Why hell will be hellish

Will there be love in hell? I tend to think not. If hell is eternal separation from God, and God is love, then it seems to follow that hell is a place without love. Which is why it will be hell.

The concept of hell is a stumbling block for many, for at least two reasons. 1) It’s described in the Bible as a “lake of fire” that does not burn up and destroy those thrown into it, which while not strictly illogical…we know of some things that fire does not consume…still seems nonsensical because fire does destroy human flesh. And 2) If God is the paradigm of love and knows all things, why would he create beings he knew would spend eternity in torment?

Regarding the first reason: the Bible contains a lot of imagery…descriptions that are not meant to be taken literally but instead to convey a truth using a word picture evocative of some aspect of that truth. I believe this is the case with the “lake of fire” as it evokes pain and torment which will be hallmarks of hell, though not in the form of continuous combustion. Instead, hell will be hellish because of factors other than literal fire but conceivably as bad or worse than the physical pain we can imagine being engulfed in fire would be.

It seems clear in Scripture that whatever and wherever hell is, God is not active there. His omnipresence and omniscience necessitate that he be aware of everything that goes on there, but he has deemed it a place void of his actual presence and influence.

And then will I declare to them, ‘I never knew you; depart from me, you workers of lawlessness.’ – Matthew 7:23

“Then he will say to those on his left, ‘Depart from me, you cursed, into the eternal fire prepared for the devil and his angels. – Matthew 25:41

They will suffer the punishment of eternal destruction, away from the presence of the Lord and from the glory of his might, – 1 Thessalonians 1:9

Without the direct activity of God extending mercy…providing help, encouragement, comfort, etc…the souls in hell left to themselves will be imprisoned by their sin and will suffer its effects unremitted for all eternity.
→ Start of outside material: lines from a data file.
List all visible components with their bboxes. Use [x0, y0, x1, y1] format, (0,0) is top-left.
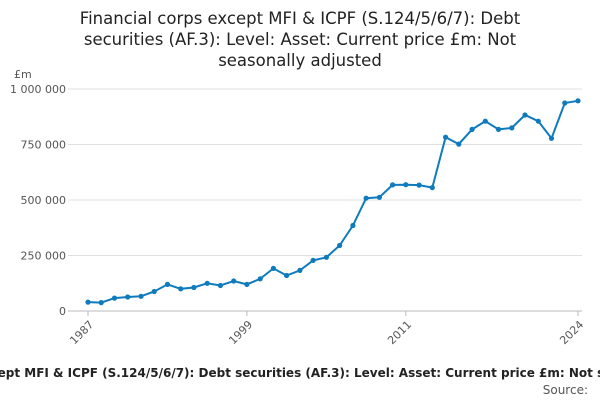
grid-lines [68, 88, 582, 312]
data-point [522, 112, 528, 118]
source-label: Source: [542, 383, 588, 397]
series-line [87, 99, 579, 304]
data-point [164, 281, 171, 287]
y-tick-label: 250 000 [21, 250, 67, 263]
data-point [284, 272, 290, 279]
legend-label: Financial corps except MFI & ICPF (S.124… [0, 366, 600, 380]
data-point [363, 195, 369, 201]
y-tick-label: 750 000 [21, 139, 67, 152]
data-point [125, 294, 131, 300]
data-point [151, 288, 157, 295]
data-point [562, 100, 568, 106]
data-point [231, 278, 237, 284]
data-point [575, 98, 581, 104]
data-point [416, 182, 422, 188]
data-point [350, 222, 356, 229]
data-point [204, 280, 210, 286]
data-point [85, 299, 91, 305]
legend: Financial corps except MFI & ICPF (S.124… [0, 366, 600, 382]
y-unit-label: £m [14, 68, 32, 81]
y-tick-label: 0 [59, 305, 66, 318]
data-point [270, 265, 276, 271]
data-point [310, 257, 316, 263]
chart-title: Financial corps except MFI & ICPF (S.124… [79, 9, 521, 70]
data-point [535, 118, 541, 124]
data-point [138, 293, 144, 299]
x-axis: 1987 1999 2011 2024 [67, 311, 586, 347]
y-tick-label: 500 000 [21, 194, 67, 207]
data-point [244, 281, 250, 287]
y-axis: 0 250 000 500 000 750 000 1 000 000 [10, 83, 66, 318]
data-point [548, 135, 555, 141]
data-point [482, 118, 488, 124]
x-tick-label: 1999 [226, 318, 255, 347]
x-tick-label: 2011 [385, 318, 414, 347]
data-point [495, 126, 502, 132]
data-point [403, 182, 409, 188]
data-point [376, 194, 382, 200]
data-point [429, 185, 435, 191]
data-points [85, 98, 581, 306]
data-point [178, 286, 184, 292]
data-point [98, 300, 104, 306]
data-point [469, 126, 475, 132]
data-point [191, 284, 197, 291]
data-point [297, 267, 303, 273]
data-point [111, 295, 118, 301]
data-point [443, 134, 449, 140]
data-point [456, 141, 462, 147]
data-point [257, 276, 263, 282]
data-point [509, 125, 515, 131]
data-point [217, 282, 223, 289]
data-point [323, 254, 329, 260]
x-tick-label: 2024 [557, 318, 586, 347]
data-point [390, 182, 396, 188]
data-point [337, 242, 343, 249]
y-tick-label: 1 000 000 [10, 83, 66, 96]
x-tick-label: 1987 [67, 318, 96, 347]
The most evil among us might think that a place where evil reigns unrestrained by goodness would be heaven to them but that’s because they don’t understand the providence of God who “makes his sun rise on the evil and on the good, and sends rain on the just and on the unjust.” They’ve never experienced an existence void of any goodness at all, which surely is what hell will be. Those who are separated from God are cut off from the source of all goodness, love, kindness, patience, comfort, joy, and peace. So all those blessings they’ve known to some degree in this life they will be deprived of completely and forever in the next.

I think we’re getting a glimpse of hell in our day as more and more people effectively separate themselves from God in disbelief. As I referenced in this recent post, suicide has increased dramatically in the last few decades, often precipitated by extreme depression and hopelessness which are natural and logical responses to a Godless universe. Have you ever been severely depressed? If you have, you know better than most the unimaginable torment that a continual, unrelenting, unending experience of deep depression would be. It would be hell. In the Godless world that is hell, people will long for death to put an end to their misery, but that will no longer be an option for them.

As for my second reason why some find the concept of hell difficult to accept, that’s a subject for another post, but I’ve touched on it in a number of posts such as here, here, and here.

There are good reasons to believe that hell is a future reality awaiting occupation by those who reject God’s offer of salvation from it, primarily because Jesus had a lot to say about hell and we have good reasons to believe that the Gospels are reliable records of his words and deeds. Those who skeptically reject the notion would be wise to weigh the risk of not seriously investigating the possibility that an eternal existence of utter and complete despair and unimaginable torment is awaiting them.